Novo Nordisk's Mim8 significantly reduces bleeds in hemophilia A - plans approval submission
Novo Nordisk’s next-generation Factor 8a mimetic bispecific antibody Mim8 significantly reduced bleeds in the phase 3 Frontier 2 trial and performed better than coagulation factor prophylaxis in patients with the blood disorder.
Notably, the trial tested a weekly and a monthly treatment with Mim8 and the monthly treatment was equally or more effective than the weekly treatment at preventing bleeds, which could be a selling point for patients on approval.
In people who had no prior prophylaxis, zero bleeds were seen in 86% of those treated weekly with Mim8 in the trial and 95% of those treated monthly.
Overall, in the previously treated group, 66% and 65% of weekly and monthly treated patients, respectively, had zero bleeds on Mim8. The bleed rate was 48% and 43% better, respectively, after treatment with Mim8 compared with coagulation factor treatment.
Importantly, no safety concerns were raised in the trial and Mim8 was generally well tolerated.
Still an unmet need
“Despite treatment advances, there are still many unmet needs for people living with hemophilia A,” said lead investigator Maria Elisa Mancuso, a senior consultant in hematology at the IRCCS Humanitas Research Hospital in Milan, Italy, in a press statement.
“The Frontier 2 data demonstrated superiority of Mim8 prophylaxis over both on demand treatment and prior clotting factor prophylaxis with respect to the number of treated bleeding episodes in people living with hemophilia A, regardless of their inhibitor status. It is also encouraging to see that in some subgroups in the study, up to 95% of people treated with Mim8 experienced zero bleeds.”
Hemophilia A is an inherited blood clotting disorder and primarily affects people with one X chromosome because the genetic mutation that causes the condition is carried on the X chromosome and is recessively inherited. Around 1 in 5000 people who are assigned male at birth have hemophilia A, which is more common than hemophilia B.

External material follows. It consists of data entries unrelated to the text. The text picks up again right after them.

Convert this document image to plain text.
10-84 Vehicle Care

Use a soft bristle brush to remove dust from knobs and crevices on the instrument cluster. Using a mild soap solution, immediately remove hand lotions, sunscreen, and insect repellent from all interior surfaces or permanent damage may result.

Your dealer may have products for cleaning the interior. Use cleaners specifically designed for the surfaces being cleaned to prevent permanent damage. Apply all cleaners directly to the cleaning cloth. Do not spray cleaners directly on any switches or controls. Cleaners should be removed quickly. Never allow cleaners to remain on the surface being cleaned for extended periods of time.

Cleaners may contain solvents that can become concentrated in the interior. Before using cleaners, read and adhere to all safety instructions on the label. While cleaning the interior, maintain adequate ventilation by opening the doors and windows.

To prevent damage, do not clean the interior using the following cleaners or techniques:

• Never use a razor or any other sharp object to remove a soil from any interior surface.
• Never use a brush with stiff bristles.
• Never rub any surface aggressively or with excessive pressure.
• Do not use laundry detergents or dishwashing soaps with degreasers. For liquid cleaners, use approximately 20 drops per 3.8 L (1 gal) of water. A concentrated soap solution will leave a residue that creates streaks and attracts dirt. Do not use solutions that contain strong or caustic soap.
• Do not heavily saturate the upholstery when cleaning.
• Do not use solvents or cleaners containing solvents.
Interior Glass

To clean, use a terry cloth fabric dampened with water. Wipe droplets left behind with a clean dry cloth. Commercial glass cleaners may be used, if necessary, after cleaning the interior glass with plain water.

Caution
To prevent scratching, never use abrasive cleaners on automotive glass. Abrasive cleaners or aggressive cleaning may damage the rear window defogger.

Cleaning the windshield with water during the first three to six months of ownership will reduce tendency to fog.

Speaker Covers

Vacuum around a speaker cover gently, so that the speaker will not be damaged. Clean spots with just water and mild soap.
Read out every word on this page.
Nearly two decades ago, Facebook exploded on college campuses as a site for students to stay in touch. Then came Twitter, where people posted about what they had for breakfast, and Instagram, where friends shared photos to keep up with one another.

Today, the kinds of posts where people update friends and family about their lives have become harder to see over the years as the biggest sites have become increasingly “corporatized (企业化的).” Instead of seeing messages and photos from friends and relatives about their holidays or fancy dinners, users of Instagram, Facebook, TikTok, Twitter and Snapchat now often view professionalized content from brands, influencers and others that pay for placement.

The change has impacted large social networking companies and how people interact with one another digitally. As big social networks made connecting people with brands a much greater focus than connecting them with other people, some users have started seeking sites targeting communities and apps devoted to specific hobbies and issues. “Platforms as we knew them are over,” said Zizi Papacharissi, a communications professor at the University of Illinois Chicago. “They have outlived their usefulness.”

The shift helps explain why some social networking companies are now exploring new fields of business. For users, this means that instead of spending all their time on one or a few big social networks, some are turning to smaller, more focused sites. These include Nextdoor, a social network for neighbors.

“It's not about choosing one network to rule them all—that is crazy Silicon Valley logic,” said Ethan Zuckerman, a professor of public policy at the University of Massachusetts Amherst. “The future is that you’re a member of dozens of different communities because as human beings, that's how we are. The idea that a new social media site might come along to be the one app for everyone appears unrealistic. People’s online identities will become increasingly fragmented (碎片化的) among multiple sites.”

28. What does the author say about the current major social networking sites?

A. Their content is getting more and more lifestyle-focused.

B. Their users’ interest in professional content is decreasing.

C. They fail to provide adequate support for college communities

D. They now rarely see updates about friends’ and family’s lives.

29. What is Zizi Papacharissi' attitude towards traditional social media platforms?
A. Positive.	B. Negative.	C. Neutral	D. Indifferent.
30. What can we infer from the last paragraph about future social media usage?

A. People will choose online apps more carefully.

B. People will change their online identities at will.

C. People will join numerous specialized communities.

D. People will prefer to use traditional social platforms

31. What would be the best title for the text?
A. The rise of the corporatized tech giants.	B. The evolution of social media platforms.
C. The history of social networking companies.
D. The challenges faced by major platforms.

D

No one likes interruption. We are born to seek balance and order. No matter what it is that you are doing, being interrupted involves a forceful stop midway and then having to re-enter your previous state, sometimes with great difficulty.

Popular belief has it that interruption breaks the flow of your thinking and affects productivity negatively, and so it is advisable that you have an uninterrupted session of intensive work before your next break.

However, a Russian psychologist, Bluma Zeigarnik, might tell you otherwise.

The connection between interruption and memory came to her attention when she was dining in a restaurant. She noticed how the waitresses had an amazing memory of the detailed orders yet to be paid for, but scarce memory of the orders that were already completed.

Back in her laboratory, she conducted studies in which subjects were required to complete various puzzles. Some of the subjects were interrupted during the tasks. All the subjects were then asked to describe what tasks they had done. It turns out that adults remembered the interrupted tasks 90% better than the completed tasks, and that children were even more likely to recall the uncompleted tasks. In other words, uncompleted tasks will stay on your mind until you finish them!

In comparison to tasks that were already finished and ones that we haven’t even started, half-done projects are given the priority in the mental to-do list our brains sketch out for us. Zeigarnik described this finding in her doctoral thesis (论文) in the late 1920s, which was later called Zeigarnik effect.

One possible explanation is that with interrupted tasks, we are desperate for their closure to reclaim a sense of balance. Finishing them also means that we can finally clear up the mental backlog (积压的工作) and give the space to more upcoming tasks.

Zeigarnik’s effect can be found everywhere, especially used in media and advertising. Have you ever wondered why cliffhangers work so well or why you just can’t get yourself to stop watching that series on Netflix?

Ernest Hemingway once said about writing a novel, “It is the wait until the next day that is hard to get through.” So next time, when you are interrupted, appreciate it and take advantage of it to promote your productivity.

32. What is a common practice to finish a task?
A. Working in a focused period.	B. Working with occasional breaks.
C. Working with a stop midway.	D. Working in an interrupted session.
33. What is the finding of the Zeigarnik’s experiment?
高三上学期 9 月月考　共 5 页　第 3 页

The severity of hemophilia A varies depending on the specific changes to the factor 8 gene and resulting protein. The standard treatment is injected recombinant, or plasma concentrate factor 8, but frequent injections are often required and unwanted clots and infections are a risk for those affected.
Giving patients choice
If Mim8 reaches the market, which seems likely to happen based on the trial results, it will provide competition for another antibody treatment for hemophilia A, Roche’s Hemlibra (emicizumab).
Hemlibra was approved by the FDA for prophylactic treatment of hemophilia A in 2018 and is now approved in more than 100 countries worldwide. It binds to activated coagulation factor IX and to factor X and also activates factor X, therefore compensating for the lack of activity of clotting factor 8 in people with hemophilia A.
So far, Hemlibra has been a blockbuster drug, making $4.5 billion for Roche last year. While this study didn’t directly compare the two antibody treatments, Mim8 may win on efficacy as the no-bleed rates for Hemlibra in the Haven 6 trial were lower than 90% versus the 95% no-bleed rate in patients given once monthly Mim8 in the Frontier 2 trial.
The excellent once-monthly rate may also help Mim8 be competitive, as Hemlibra is only suitable for monthly treatment in some patients (after an initial month of once weekly treatment) whereas others have to take the treatment every two weeks.
Novo Nordisk now plans to submit Mim8 for regulatory approval before the end of the year.